Muss ein Tier besonders beobachtet werden, kommen die LED-Leuchten zum Einsatz. Sie können über die App auch vom PC oder Mobiltelefon gesteuert werden. Die LEDs leuchten etwa rot, wenn die Milchaufnahme unvollständig ist (Abb. 2). Das betroffene Tier ist im Stall gut zu erkennen – so erleichtert die Technik gerade in großen Tierbeständen die Beobachtung ungemein. Die Möglichkeit, bei Unstimmigkeiten rasch handeln zu können, fördert das Tierwohl.

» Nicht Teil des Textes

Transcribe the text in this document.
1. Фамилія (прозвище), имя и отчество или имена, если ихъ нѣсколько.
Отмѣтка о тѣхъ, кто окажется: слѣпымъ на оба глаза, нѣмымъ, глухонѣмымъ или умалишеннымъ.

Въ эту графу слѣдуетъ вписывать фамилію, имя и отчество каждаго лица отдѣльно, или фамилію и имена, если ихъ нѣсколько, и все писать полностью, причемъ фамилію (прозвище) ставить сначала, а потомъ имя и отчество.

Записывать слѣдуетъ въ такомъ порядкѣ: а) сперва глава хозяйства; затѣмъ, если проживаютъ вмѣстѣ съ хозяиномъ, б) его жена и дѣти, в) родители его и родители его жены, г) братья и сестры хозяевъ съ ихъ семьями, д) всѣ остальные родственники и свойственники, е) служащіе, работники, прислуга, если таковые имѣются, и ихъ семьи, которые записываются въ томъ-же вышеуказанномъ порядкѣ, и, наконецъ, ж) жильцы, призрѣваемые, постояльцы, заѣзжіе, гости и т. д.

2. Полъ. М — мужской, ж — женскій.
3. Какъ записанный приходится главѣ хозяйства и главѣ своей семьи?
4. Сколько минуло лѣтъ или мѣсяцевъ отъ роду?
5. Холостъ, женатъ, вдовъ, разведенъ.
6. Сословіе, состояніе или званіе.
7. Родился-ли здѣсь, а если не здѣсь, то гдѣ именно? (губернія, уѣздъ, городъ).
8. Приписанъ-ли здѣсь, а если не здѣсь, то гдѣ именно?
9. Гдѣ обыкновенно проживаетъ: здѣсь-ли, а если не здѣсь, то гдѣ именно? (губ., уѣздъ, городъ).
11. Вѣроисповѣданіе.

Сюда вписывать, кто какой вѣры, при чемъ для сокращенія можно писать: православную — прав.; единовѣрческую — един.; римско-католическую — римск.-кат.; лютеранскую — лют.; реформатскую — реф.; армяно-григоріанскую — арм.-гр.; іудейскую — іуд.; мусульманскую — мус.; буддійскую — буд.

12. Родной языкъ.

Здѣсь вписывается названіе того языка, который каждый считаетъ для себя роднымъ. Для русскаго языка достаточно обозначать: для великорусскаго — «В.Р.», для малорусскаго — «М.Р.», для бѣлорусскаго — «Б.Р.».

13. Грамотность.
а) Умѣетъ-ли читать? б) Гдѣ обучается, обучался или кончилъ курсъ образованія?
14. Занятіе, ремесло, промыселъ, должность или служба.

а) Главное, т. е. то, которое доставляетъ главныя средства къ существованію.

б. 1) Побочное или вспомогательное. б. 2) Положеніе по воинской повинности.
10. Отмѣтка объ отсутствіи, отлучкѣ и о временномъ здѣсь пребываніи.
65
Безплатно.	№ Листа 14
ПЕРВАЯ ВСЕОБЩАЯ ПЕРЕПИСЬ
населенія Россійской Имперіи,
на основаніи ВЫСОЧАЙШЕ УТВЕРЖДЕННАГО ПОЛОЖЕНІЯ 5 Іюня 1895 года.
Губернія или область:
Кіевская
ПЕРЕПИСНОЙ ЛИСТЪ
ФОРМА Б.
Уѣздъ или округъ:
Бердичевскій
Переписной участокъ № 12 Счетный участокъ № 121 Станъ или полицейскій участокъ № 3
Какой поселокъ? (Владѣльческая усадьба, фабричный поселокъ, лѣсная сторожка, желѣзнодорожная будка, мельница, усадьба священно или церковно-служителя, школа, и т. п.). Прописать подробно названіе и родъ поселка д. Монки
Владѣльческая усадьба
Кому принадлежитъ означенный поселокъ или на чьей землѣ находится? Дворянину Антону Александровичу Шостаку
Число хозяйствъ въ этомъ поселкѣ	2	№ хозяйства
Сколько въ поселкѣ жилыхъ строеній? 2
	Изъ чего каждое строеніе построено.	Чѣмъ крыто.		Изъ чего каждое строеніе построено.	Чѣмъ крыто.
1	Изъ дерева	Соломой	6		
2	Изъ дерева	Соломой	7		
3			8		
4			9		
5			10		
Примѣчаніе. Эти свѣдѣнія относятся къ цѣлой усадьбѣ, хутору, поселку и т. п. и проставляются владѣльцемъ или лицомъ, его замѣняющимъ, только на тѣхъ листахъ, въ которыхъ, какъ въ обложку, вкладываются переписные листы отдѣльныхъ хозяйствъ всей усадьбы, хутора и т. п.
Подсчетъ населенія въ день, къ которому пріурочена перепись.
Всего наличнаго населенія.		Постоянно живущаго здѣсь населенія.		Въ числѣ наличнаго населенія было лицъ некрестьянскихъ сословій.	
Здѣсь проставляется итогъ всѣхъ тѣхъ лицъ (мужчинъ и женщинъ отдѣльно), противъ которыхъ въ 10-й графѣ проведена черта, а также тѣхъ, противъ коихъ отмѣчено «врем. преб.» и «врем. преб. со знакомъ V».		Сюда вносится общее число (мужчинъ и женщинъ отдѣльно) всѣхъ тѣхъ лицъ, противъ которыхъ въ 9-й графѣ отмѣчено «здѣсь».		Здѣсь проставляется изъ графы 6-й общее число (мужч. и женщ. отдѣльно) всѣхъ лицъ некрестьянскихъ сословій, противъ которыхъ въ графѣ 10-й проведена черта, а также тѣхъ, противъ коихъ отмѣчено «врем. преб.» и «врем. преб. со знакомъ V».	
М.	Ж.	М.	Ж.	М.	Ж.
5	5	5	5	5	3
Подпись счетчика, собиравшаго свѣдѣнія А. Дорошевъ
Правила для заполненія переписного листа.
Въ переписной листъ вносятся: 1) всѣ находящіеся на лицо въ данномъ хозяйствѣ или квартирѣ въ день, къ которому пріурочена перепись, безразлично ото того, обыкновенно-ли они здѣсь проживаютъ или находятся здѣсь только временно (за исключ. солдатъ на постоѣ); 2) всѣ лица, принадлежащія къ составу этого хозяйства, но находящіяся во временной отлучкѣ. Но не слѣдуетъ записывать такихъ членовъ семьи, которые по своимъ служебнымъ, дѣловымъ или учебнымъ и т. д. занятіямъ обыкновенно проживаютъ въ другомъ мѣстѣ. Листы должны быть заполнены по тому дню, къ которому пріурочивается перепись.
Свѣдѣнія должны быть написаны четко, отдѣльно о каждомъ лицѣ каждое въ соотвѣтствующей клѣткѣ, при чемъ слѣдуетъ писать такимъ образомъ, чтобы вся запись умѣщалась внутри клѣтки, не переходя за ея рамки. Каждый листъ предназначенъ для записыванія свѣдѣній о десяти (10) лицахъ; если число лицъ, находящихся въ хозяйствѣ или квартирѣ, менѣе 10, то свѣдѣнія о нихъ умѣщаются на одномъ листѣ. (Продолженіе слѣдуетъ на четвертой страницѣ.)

Am Eichhof bleibt jedes Kälbchen etwa 55 Tage an dieser Kälberstation. Die Kosten für die vorgestellte 24/7-Betreuung belaufen sich auf 53 Cent pro Kalb und Tag.
Digitale Anwendungen unterstützend einsetzen
Damit die Kälberbetreuungs-App in die Lehrgänge der Überbetrieblichen Ausbildung integriert werden kann, werden die Auszubildenden wie auch die Lehrenden während des Lehrgangs mit einem mobilen Gerät mit Internetzugang ausgestattet. So können alle Auszubildenden vor Ort die automatisiert erfassten Kälberdaten beispielsweise über Tablets einsehen, auswerten und den Gesundheitszustand der Tiere beurteilen.
Gleichwohl ersetzt die Digitalisierung nicht den persönlichen Eindruck: Den körperlichen Zustand und das Verhalten eines Kalbes müssen Tierhaltende selbst einschätzen lernen. Die Beobachtungen, die die Auszubildenden im Stall machen, können in die App eingespeist werden und decken sich im Idealfall mit den digital erfassten Daten. Auch die Schlussfolgerungen müssen letztlich immer die Landwirtinnen und Landwirte treffen. Das können weitere Beobachtung, Futterumstellung oder tierärztliche Behandlung sein.
Diese Übung trainiert den Blick für das Tier und den Umgang mit Tablets, Daten und deren Auswertung. Den Auszubildenden wird verdeutlicht, dass die gesammelten Daten bei Entscheidungen unterstützen und die Arbeit erleichtern können.
In den vergangenen Jahren haben die angehenden Landwirte und Landwirtinnen am automatischen Melksystem bereits die Möglichkeiten der Technik und Digitalisierung kennengelernt. Ab diesem Winterhalbjahr bildet die Digitalisierung der Kälberhaltung einen weiteren festen Bestandteil der Überbetrieblichen Ausbildung am Eichhof.